結論からすれば初期の方はシングルステッチ、後期はチェーンステッチ、そして新レアでは初期に戻ってシングルステッチになっています。
それを実際にその現物画像を見ていきましょう。
まずは最初期となるXAロットから。
見て頂くとわかるように、シングルステッチで仕上げられているのがわかると思います。
しかし一方XOロットの裾を見てみるとシングルステッチではなく、チェーンステッチで仕上げられています。
現在確認している段階では、XKからXNの間にシングルステッチからチェーンステッチへと切り替わっていることがわかっています。
この理由を申し上げると、レアの場合ヴィンテージジーンズという概念が生まれる以前に、「日本における最高峰のジーンズを作ろう」というコンセプトから始まっており、裾がチェーンステッチというのは実は縫製の効率を上げるためにもともと生まれた仕様であって、耐久性から考えると実はほどけやすく、シングルの方がベターという考えのもとにシングル仕様になっています。

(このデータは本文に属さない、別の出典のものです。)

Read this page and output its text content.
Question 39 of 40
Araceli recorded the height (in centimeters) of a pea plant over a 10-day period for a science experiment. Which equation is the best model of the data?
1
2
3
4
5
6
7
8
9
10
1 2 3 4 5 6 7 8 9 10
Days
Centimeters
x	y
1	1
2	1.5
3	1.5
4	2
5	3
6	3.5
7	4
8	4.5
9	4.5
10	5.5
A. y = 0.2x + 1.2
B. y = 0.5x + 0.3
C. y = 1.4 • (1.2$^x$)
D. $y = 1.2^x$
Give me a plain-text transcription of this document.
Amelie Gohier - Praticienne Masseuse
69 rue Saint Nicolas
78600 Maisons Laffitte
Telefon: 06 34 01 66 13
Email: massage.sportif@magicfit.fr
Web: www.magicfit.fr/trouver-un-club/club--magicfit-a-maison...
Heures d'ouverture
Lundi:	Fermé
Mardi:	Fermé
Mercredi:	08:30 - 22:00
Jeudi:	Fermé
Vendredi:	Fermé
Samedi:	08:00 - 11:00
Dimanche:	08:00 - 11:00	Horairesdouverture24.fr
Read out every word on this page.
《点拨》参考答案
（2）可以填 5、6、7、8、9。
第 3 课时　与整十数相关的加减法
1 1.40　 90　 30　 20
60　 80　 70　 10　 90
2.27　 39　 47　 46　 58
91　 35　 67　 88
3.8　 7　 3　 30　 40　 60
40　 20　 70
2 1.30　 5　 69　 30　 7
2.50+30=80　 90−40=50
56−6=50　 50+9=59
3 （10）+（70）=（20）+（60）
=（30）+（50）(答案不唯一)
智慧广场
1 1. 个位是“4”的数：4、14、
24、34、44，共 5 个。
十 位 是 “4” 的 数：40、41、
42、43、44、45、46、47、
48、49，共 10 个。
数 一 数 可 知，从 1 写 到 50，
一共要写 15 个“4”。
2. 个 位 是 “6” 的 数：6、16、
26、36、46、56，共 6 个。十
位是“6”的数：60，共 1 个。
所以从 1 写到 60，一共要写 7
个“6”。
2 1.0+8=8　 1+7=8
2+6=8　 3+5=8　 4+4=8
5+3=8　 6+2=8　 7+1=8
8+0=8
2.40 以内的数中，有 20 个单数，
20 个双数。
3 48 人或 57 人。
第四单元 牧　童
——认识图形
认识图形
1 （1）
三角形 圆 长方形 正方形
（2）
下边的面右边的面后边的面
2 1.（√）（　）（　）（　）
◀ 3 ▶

しかし90年代に入り、古着やヴィンテージに脚光が浴び始め、「裾のアタリ」にこだわりを持つ人が多くなりました。
穿き込むと斜めに走る綱のようなアタリがチェーンステッチ、さらにはユニオンスペシャルで仕上げると良いという定説が生まれ、それが現在でもひとつの基準となっています。
そういう世の中の流れもあって、レアも後期のロットからはチェーンステッチで仕上げるようになったと考えられます。
ちなみに今回の新レアでは初期レアの考えを継承して、シングルステッチでの仕上げとなっております。
(※しかも裾だけではなく、縫製すべての箇所が本縫いで縫われており、環縫いは一切使っていないのが最大の縫いの特徴!)
ただし見た目をよりシャープにするため、折り返し幅が極限まで狭くなっているのに注目です。
こうして分析をすると、おそらくNEW RAREを購入されて迷うのが、
「シングル・チェーンどちらで裾上げするべきか?」ということだと思います。
一般的に言うならば、シングルで仕上げているジーンズはシングルで、チェーンで仕上げているジーンズはチェーンで仕上げる方が素直な選択肢だと思います。
しかし個人的な観点から申し上げると、レアはやはりシングルの方が自分的には似合っているように感じます。
というのも前述したようにヴィンテージジーンズどうこうという概念が生まれる前に誕生したレアは、レプリカではなく、日本人の作る最高峰のジーンズを目指しており、またキバタに生じるネジレを数回洗ったあとに戻る特許技術「レンチプルーフ」も、“キッチリ”とした直角定規のような日本人の性質をよく表していて、ねじれやほつれを許さない日本のモノづくり美学がそこに見てとれるからです。
し か し 、やはり最後は好みです!
理屈うんぬんよりも、チェーンステッチによる綱アタリが好きか、シングルステッチによるハシゴアタリが好きか、それを決めるのも本人次第。
好きなアタリの方を選んでみてはいかがでしょうか?というのがひとつの結論です。
ということで次回、シングルステッチとチェーンステッチによってどのようにアタリ方が違うかを見てご判断していただければと思っています。